I thought it’d be more. “Jealousy? That’s what this is all about? You’re straight-up just jealous?”

“My father is a doctor and he works all hours of the night. He’s barely home. My mom takes care of us, all of us, and I have eight brothers and sisters. We didn’t have it easy growing up. We had chores to do. Every morning I had to get up, help with breakfast, do the dishes before school. Then I had to be responsible for all my siblings, making sure they all had their bags and lunches, and I had to make sure we all got home after our activities. Three girls were kidnapped where I grew up. Three. All just walking home from school. But you don’t get that, do you? You probably had drivers taking you back and forth from school and home and your friends’ houses.”

This girl wasn’t with it. There was a screw loose up there. What she was spewing was insane.

Torie’s gaze shot to mine, and she knew the truth, but I shook my head again. I didn’t want her spilling the truth to the girl who actually had it better than me. She had a stay-at-home mom and a father who was a doctor. Looking after siblings wasn’t something I’d gripe about.

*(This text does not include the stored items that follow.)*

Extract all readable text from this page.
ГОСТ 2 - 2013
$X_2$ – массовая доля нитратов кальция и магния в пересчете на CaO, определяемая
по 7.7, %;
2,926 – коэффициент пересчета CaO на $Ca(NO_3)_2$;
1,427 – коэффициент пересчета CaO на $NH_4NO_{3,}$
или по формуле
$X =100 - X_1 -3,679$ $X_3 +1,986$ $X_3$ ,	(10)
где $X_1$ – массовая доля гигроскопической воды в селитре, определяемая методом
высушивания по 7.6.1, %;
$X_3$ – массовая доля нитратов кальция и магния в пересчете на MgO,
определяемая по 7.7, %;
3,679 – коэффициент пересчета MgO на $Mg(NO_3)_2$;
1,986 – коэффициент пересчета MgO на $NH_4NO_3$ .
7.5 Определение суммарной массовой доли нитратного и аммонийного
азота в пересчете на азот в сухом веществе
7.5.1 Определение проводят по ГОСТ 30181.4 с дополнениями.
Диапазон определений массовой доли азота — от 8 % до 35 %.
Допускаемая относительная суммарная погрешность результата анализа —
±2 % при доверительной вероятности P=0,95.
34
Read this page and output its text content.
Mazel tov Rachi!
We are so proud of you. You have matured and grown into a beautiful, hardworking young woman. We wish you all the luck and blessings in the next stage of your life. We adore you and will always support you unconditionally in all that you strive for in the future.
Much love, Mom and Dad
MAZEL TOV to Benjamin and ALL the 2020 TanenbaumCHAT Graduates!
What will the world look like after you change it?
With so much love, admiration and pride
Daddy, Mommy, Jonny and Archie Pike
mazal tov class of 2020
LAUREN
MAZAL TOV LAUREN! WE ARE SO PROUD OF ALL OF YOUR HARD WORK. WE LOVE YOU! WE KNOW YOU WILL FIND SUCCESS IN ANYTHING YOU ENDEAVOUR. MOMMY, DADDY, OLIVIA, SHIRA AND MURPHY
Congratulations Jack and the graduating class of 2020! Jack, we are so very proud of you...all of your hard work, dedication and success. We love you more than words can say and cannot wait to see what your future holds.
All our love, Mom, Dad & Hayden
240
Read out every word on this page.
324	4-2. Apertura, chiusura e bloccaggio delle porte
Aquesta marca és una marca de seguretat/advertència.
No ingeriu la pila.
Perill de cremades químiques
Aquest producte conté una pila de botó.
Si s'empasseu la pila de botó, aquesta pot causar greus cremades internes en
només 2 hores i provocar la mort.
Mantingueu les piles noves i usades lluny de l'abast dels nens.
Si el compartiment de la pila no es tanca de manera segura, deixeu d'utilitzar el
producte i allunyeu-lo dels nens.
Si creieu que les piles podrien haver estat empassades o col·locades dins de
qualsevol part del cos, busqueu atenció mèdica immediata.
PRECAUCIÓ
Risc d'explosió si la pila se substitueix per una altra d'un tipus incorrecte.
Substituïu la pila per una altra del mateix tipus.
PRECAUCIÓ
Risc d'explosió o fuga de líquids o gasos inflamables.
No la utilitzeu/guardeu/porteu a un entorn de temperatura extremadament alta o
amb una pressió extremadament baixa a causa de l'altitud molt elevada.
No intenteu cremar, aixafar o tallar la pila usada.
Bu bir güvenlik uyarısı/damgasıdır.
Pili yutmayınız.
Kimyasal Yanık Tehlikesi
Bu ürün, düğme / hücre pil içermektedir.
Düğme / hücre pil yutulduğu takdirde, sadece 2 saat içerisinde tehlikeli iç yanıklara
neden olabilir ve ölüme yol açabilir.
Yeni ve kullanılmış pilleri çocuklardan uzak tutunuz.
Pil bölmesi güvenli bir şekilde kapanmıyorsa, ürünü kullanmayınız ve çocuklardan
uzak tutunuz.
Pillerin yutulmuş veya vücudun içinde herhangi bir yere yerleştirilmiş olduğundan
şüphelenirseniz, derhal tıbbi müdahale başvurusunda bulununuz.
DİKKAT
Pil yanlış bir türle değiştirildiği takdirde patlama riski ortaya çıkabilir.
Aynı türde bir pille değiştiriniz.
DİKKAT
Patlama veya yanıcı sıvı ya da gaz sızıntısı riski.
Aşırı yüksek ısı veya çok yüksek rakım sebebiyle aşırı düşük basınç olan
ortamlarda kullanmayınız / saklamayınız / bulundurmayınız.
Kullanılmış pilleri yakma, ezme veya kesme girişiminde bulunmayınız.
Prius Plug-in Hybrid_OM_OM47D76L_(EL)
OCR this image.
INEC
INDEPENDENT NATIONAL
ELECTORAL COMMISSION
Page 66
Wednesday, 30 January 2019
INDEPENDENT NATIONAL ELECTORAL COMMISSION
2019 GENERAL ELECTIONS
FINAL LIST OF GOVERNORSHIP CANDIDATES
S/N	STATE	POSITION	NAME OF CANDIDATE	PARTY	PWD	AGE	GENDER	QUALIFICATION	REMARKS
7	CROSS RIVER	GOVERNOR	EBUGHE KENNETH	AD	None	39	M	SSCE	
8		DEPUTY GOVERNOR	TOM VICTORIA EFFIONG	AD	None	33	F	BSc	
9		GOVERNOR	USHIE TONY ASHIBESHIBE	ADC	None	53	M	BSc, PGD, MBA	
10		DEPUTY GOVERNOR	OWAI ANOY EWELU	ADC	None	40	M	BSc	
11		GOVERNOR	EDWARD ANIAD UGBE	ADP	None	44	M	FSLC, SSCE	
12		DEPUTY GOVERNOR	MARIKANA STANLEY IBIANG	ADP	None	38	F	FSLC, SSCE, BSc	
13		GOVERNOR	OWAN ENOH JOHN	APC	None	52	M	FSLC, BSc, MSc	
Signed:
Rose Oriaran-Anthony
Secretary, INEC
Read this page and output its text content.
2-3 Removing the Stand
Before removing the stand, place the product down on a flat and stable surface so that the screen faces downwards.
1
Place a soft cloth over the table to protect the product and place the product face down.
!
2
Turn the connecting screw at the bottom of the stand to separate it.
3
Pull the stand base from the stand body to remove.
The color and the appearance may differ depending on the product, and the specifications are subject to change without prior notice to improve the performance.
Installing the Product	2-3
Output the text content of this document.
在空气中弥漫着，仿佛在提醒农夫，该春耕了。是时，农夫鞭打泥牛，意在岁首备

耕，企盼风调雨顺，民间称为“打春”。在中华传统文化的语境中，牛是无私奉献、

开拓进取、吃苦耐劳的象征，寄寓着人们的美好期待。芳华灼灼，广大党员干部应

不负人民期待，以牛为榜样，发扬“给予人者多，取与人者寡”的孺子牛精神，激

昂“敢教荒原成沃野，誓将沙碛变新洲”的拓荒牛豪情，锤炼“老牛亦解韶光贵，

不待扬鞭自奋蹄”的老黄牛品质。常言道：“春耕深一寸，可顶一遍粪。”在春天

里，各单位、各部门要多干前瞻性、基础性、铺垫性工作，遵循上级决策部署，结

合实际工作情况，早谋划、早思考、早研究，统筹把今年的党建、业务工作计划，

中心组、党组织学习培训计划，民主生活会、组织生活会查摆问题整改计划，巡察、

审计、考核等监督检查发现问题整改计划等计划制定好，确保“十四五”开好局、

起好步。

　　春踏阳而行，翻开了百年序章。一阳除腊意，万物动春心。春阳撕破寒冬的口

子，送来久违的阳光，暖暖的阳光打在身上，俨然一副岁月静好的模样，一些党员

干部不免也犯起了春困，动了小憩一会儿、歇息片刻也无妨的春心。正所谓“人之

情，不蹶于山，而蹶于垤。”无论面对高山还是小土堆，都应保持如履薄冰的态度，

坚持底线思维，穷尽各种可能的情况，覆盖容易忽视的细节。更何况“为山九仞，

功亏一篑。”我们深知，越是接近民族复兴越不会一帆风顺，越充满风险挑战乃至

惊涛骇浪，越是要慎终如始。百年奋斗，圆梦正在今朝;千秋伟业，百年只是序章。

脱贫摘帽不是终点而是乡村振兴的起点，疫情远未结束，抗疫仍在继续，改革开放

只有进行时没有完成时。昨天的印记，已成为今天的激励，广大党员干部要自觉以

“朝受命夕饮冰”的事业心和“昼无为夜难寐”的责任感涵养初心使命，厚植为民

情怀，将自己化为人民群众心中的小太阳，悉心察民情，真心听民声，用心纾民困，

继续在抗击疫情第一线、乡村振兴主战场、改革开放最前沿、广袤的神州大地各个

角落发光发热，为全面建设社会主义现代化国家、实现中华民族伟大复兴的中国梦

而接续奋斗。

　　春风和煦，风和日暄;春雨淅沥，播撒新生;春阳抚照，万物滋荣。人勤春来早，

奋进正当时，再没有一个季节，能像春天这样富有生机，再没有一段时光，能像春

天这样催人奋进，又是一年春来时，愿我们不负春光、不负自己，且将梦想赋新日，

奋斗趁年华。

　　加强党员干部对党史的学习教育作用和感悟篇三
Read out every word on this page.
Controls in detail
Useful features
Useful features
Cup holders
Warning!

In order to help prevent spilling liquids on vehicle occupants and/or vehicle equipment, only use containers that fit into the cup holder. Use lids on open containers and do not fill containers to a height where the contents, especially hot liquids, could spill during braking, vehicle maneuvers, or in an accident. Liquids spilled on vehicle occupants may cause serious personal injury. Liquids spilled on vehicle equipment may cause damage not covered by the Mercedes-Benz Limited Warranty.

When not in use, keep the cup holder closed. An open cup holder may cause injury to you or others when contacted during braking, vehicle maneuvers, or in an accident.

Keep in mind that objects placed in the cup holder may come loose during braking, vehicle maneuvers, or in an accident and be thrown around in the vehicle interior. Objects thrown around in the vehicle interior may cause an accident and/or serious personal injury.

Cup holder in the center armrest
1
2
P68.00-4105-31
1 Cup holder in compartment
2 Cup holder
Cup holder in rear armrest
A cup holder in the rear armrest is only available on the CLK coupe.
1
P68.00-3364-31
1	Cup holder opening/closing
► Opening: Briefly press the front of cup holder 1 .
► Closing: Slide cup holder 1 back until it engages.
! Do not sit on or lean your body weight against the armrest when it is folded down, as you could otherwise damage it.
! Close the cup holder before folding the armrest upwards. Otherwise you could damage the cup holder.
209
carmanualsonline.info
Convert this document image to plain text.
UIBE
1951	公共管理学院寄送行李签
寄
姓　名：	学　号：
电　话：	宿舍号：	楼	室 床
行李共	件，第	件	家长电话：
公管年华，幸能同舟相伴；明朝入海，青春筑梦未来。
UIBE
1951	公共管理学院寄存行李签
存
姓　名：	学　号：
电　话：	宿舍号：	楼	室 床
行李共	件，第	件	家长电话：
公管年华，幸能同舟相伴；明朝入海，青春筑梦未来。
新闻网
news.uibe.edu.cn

I was happy to even have siblings.

In that second, I knew I didn’t want Hoda to be fired. I didn’t before, but I just hadn’t decided if I wanted to tell Kash everything or not. He’d fire her no matter what, if he found out about the released image.

But I knew now.

She was here. She was in my classes. I’d have to do projects with her, work closely with her, and I wasn’t sure if I wanted to make her a different kind of enemy. At least now I knew what I was working with. Better to have the enemy you know than one you don’t, that sort of thinking.

I also knew I’d be getting all the information on Hoda Mansour after this conversation. Unlike her, I was going in prepped and ready. No underestimating for me.